The key question is: what does your daughter want when it comes to friendships? Is she looking for friends for her own sake, because she feels she should have them, or to meet other people’s expectations? Most people enjoy the connection that friendships bring, but it’s not uncommon for those of us with autism – especially autistic women – to “mask,” which means mimicking others and trying to fit in.

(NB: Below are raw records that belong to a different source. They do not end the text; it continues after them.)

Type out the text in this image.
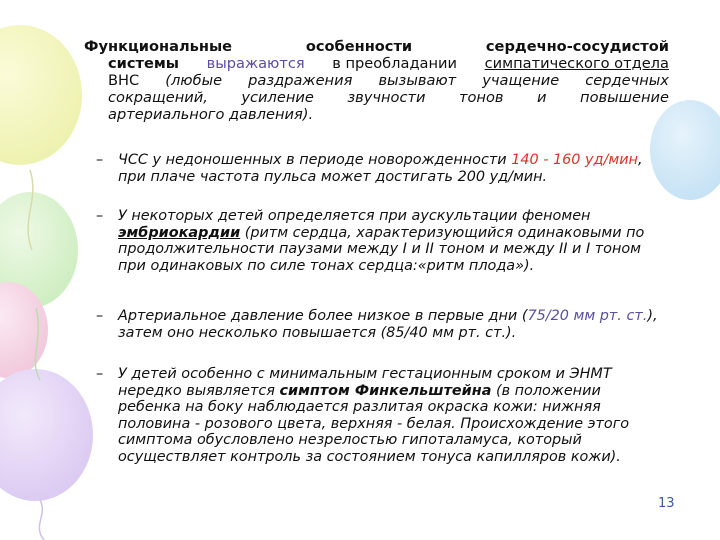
Функциональные	особенности	сердечно-сосудистой
системы выражаются в преобладании симпатического отдела
ВНС (любые раздражения вызывают учащение сердечных
сокращений, усиление звучности тонов и повышение
артериального давления).
– ЧСС у недоношенных в периоде новорожденности 140 - 160 уд/мин, при плаче частота пульса может достигать 200 уд/мин.
– У некоторых детей определяется при аускультации феномен эмбриокардии (ритм сердца, характеризующийся одинаковыми по продолжительности паузами между I и II тоном и между II и I тоном при одинаковых по силе тонах сердца:«ритм плода»).
– Артериальное давление более низкое в первые дни (75/20 мм рт. ст.), затем оно несколько повышается (85/40 мм рт. ст.).
– У детей особенно с минимальным гестационным сроком и ЭНМТ нередко выявляется симптом Финкельштейна (в положении ребенка на боку наблюдается разлитая окраска кожи: нижняя половина - розового цвета, верхняя - белая. Происхождение этого симптома обусловлено незрелостью гипоталамуса, который осуществляет контроль за состоянием тонуса капилляров кожи).
13
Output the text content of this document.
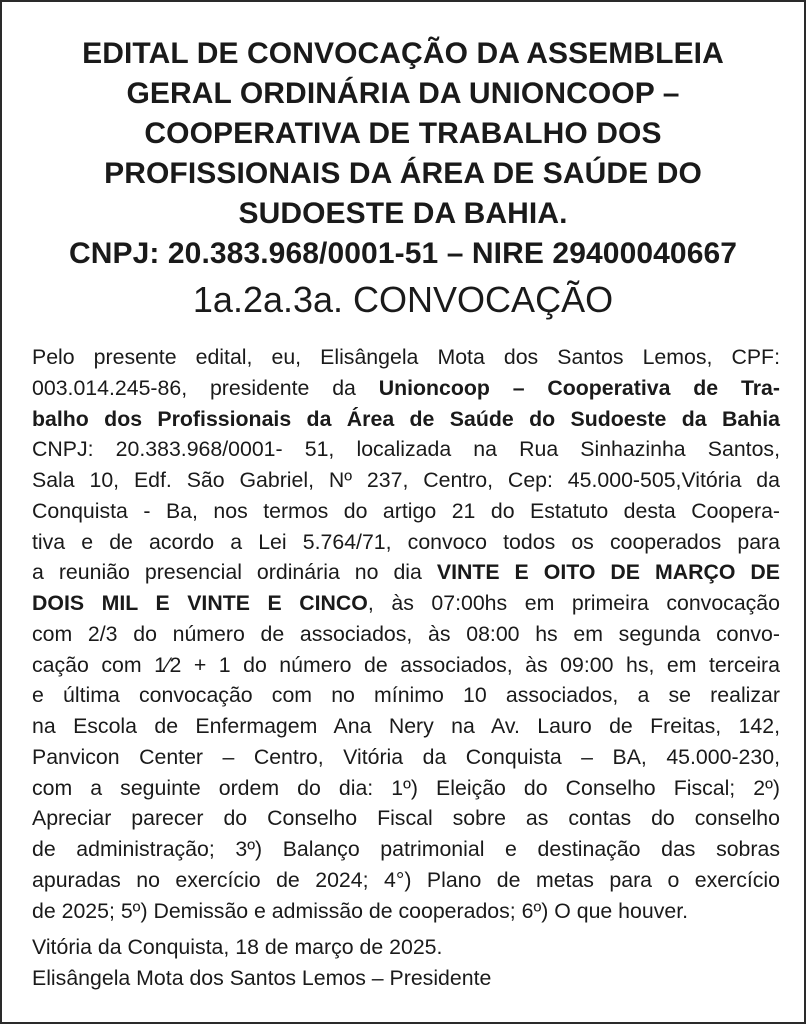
EDITAL DE CONVOCAÇÃO DA ASSEMBLEIA
GERAL ORDINÁRIA DA UNIONCOOP –
COOPERATIVA DE TRABALHO DOS
PROFISSIONAIS DA ÁREA DE SAÚDE DO
SUDOESTE DA BAHIA.
CNPJ: 20.383.968/0001-51 – NIRE 29400040667
1a.2a.3a. CONVOCAÇÃO
Pelo presente edital, eu, Elisângela Mota dos Santos Lemos, CPF:
003.014.245-86, presidente da Unioncoop – Cooperativa de Tra-
balho dos Profissionais da Área de Saúde do Sudoeste da Bahia
CNPJ: 20.383.968/0001- 51, localizada na Rua Sinhazinha Santos,
Sala 10, Edf. São Gabriel, Nº 237, Centro, Cep: 45.000-505,Vitória da
Conquista - Ba, nos termos do artigo 21 do Estatuto desta Coopera-
tiva e de acordo a Lei 5.764/71, convoco todos os cooperados para
a reunião presencial ordinária no dia VINTE E OITO DE MARÇO DE
DOIS MIL E VINTE E CINCO, às 07:00hs em primeira convocação
com 2/3 do número de associados, às 08:00 hs em segunda convo-
cação com 1⁄2 + 1 do número de associados, às 09:00 hs, em terceira
e última convocação com no mínimo 10 associados, a se realizar
na Escola de Enfermagem Ana Nery na Av. Lauro de Freitas, 142,
Panvicon Center – Centro, Vitória da Conquista – BA, 45.000-230,
com a seguinte ordem do dia: 1º) Eleição do Conselho Fiscal; 2º)
Apreciar parecer do Conselho Fiscal sobre as contas do conselho
de administração; 3º) Balanço patrimonial e destinação das sobras
apuradas no exercício de 2024; 4°) Plano de metas para o exercício
de 2025; 5º) Demissão e admissão de cooperados; 6º) O que houver.
Vitória da Conquista, 18 de março de 2025.
Elisângela Mota dos Santos Lemos – Presidente
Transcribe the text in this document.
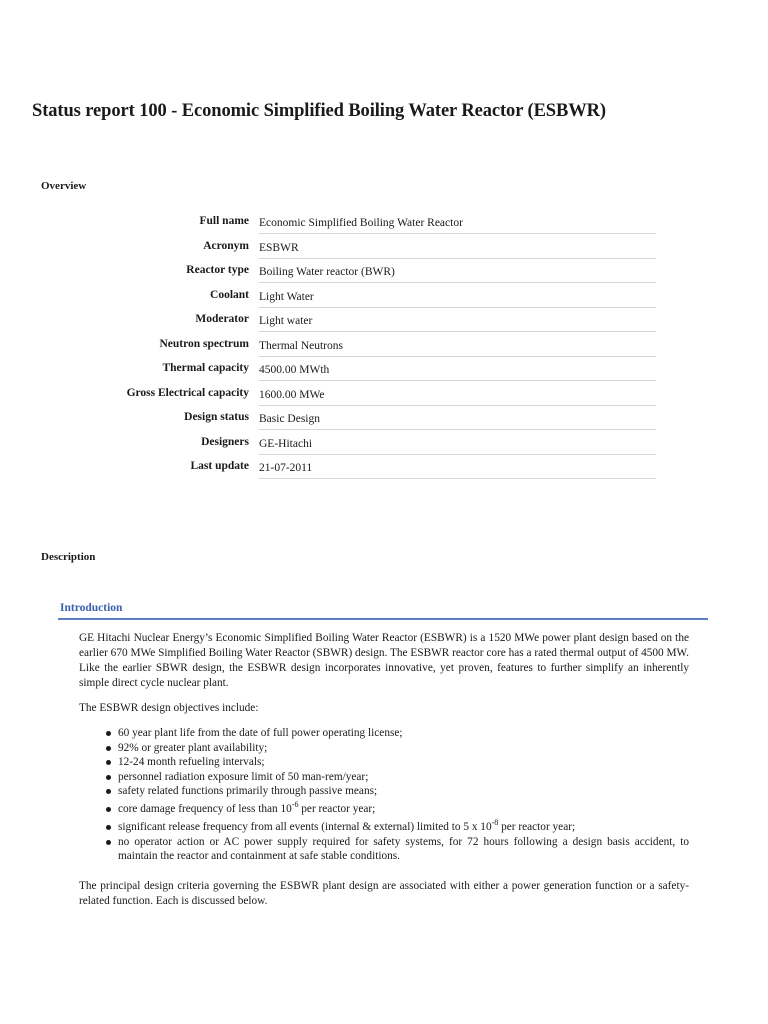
Status report 100 - Economic Simplified Boiling Water Reactor (ESBWR)
Overview
Full name Economic Simplified Boiling Water Reactor
Acronym ESBWR
Reactor type Boiling Water reactor (BWR)
Coolant Light Water
Moderator Light water
Neutron spectrum Thermal Neutrons
Thermal capacity 4500.00 MWth
Gross Electrical capacity 1600.00 MWe
Design status Basic Design
Designers GE-Hitachi
Last update 21-07-2011
Description
Introduction
GE Hitachi Nuclear Energy’s Economic Simplified Boiling Water Reactor (ESBWR) is a 1520 MWe power plant design based on the earlier 670 MWe Simplified Boiling Water Reactor (SBWR) design. The ESBWR reactor core has a rated thermal output of 4500 MW. Like the earlier SBWR design, the ESBWR design incorporates innovative, yet proven, features to further simplify an inherently simple direct cycle nuclear plant.
The ESBWR design objectives include:
60 year plant life from the date of full power operating license;
92% or greater plant availability;
12-24 month refueling intervals;
personnel radiation exposure limit of 50 man-rem/year;
safety related functions primarily through passive means;
core damage frequency of less than $10^{-6}$ per reactor year;
significant release frequency from all events (internal & external) limited to 5 x $10^{-8}$ per reactor year;
no operator action or AC power supply required for safety systems, for 72 hours following a design basis accident, to maintain the reactor and containment at safe stable conditions.
The principal design criteria governing the ESBWR plant design are associated with either a power generation function or a safety-related function. Each is discussed below.
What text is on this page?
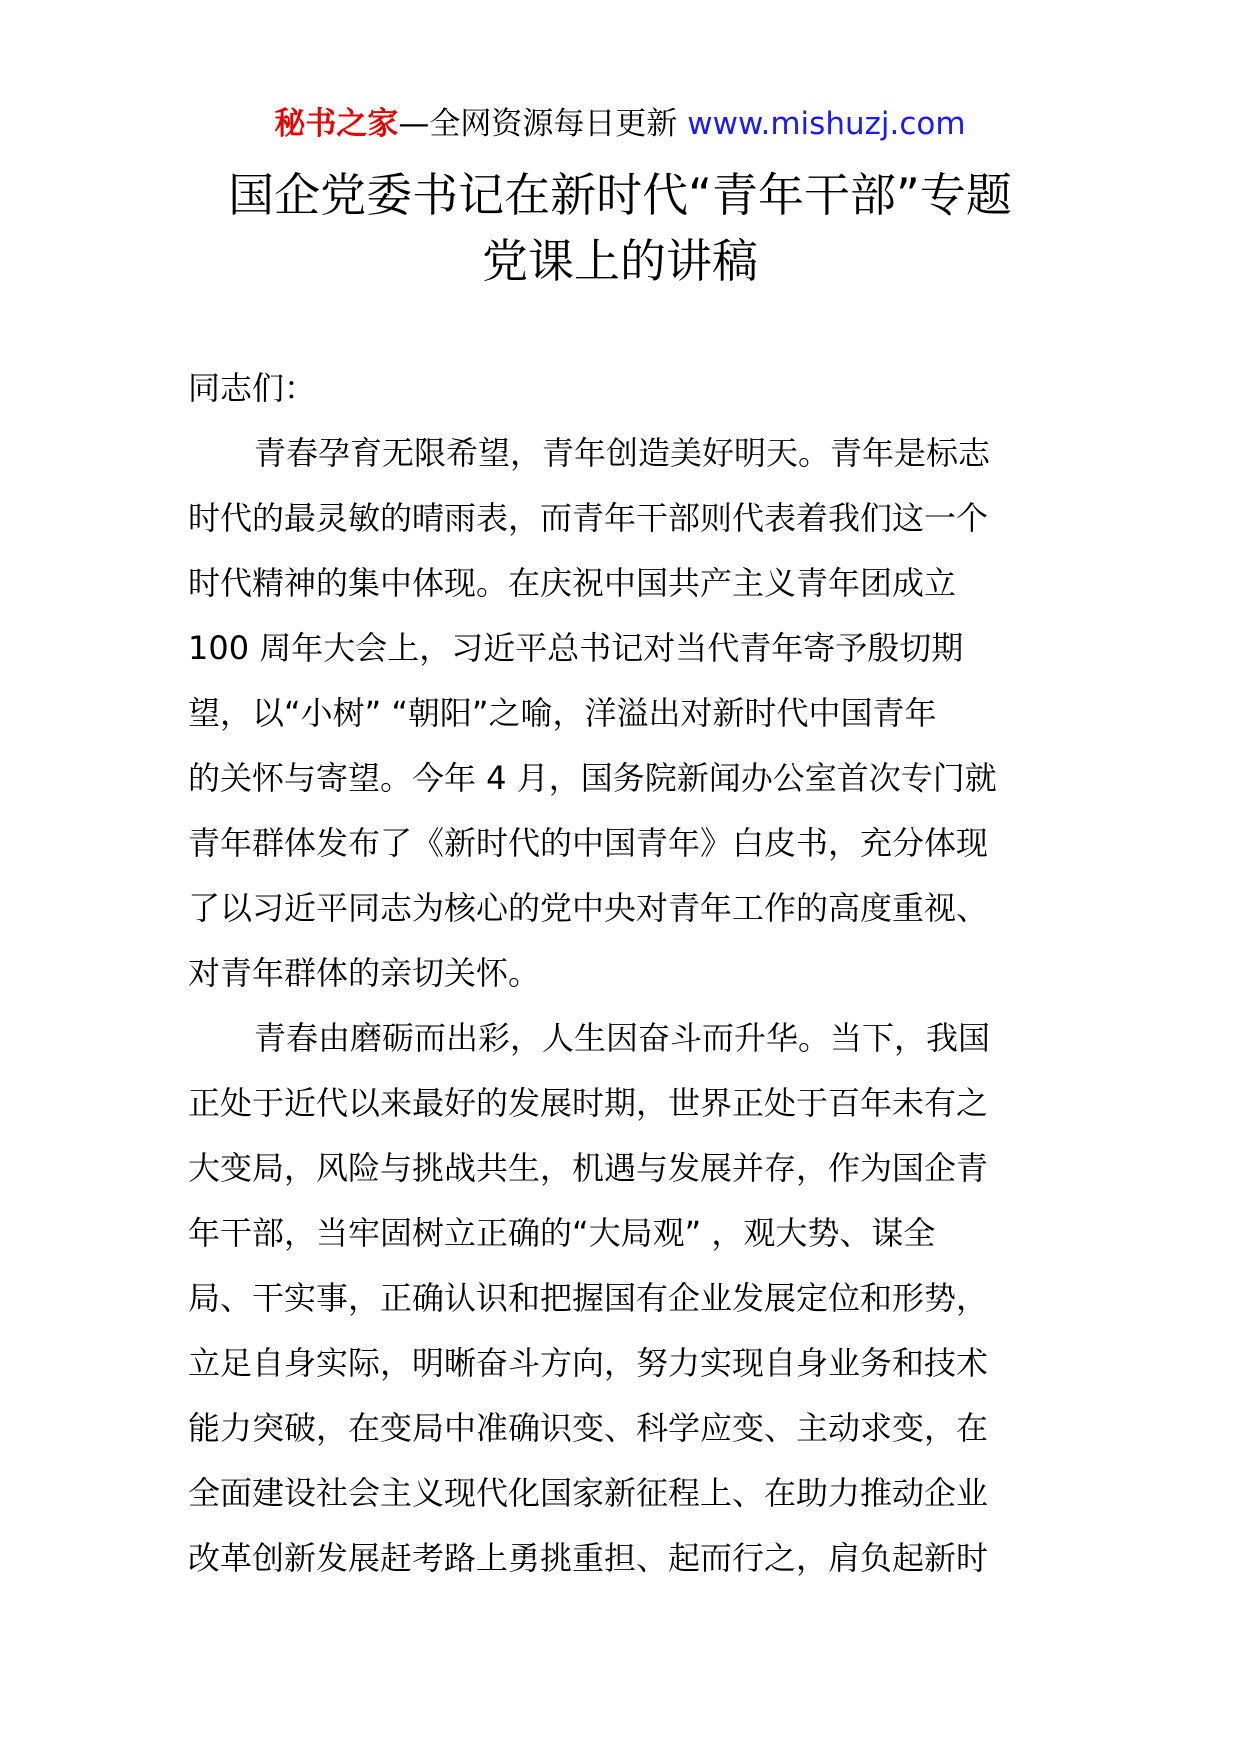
秘书之家—全网资源每日更新 www.mishuzj.com
国企党委书记在新时代“青年干部”专题
党课上的讲稿
同志们：
青春孕育无限希望，青年创造美好明天。青年是标志
时代的最灵敏的晴雨表，而青年干部则代表着我们这一个
时代精神的集中体现。在庆祝中国共产主义青年团成立
100 周年大会上，习近平总书记对当代青年寄予殷切期
望，以“小树” “朝阳”之喻，洋溢出对新时代中国青年
的关怀与寄望。今年 4 月，国务院新闻办公室首次专门就
青年群体发布了《新时代的中国青年》白皮书，充分体现
了以习近平同志为核心的党中央对青年工作的高度重视、
对青年群体的亲切关怀。
青春由磨砺而出彩，人生因奋斗而升华。当下，我国
正处于近代以来最好的发展时期，世界正处于百年未有之
大变局，风险与挑战共生，机遇与发展并存，作为国企青
年干部，当牢固树立正确的“大局观” ，观大势、谋全
局、干实事，正确认识和把握国有企业发展定位和形势，
立足自身实际，明晰奋斗方向，努力实现自身业务和技术
能力突破，在变局中准确识变、科学应变、主动求变，在
全面建设社会主义现代化国家新征程上、在助力推动企业
改革创新发展赶考路上勇挑重担、起而行之，肩负起新时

Is Socializing Her Choice?

I was encouraged to be social growing up, and spent a lot of energy trying to make friends when I was younger. It wasn’t until later that I realized how much I thrive in solitude. Not that I don’t enjoy spending time with others, but I get a lot of energy and feel most at peace when I’m on my own. I used to feel socially exhausted – now I understand that was simply overstimulation. It’s crucial that no one on the autism spectrum feels pressured to have friends just because society expects it, and that it’s okay to be happy being alone. So, I’d suggest you check in and make sure your daughter genuinely enjoys her social interactions. I’m not saying she doesn’t, just that it’s worth making sure it’s her own desire.

Making Conscious Choices

If she assures you she does want friends, it’s good that she’s aware of what other people often look for in social relationships. You’ve already explained that most people expect small talk and questions. It’s important she understands that, but it should still be her choice whether to adapt or stay true to herself. She should be making a conscious decision, which is easier when she understands what others want.

The Weight of Expectations

Many autistic people – myself included – have felt a lot of pressure to change, because we’ve been told we’re not good enough as we are. And trying to be someone you’re not can really damage your self-esteem. I was told growing up to broaden my interests to match others’, and that meant I never really learned to fully relax. Looking back, I conformed far too much. That’s why I think you should support her in deciding how she wants to proceed. Does she want to try to learn the ropes of small talk? Or does she want to be herself and find like-minded friends who don’t prioritize it? Ask her open-ended questions and let her lead the way!

Finding Your Tribe

Even if she doesn’t have a formal diagnosis, I think she could benefit from finding friends within the autistic community. If she decides she doesn’t have the energy for small talk, it’s important she finds people who share her interests and don’t expect it. It’s hard to maintain a lasting friendship with someone who doesn’t reciprocate, so if she’s looking for a deep connection, finding someone similar is a good idea. Some autistic people are quiet and introverted and prefer doing activities alongside others rather than constantly chatting. If she enjoys writing, she could look for penpals on the spectrum. She could also attend autism meetups – when I went, many people were perfectly content just being present in a quiet, low-demand atmosphere.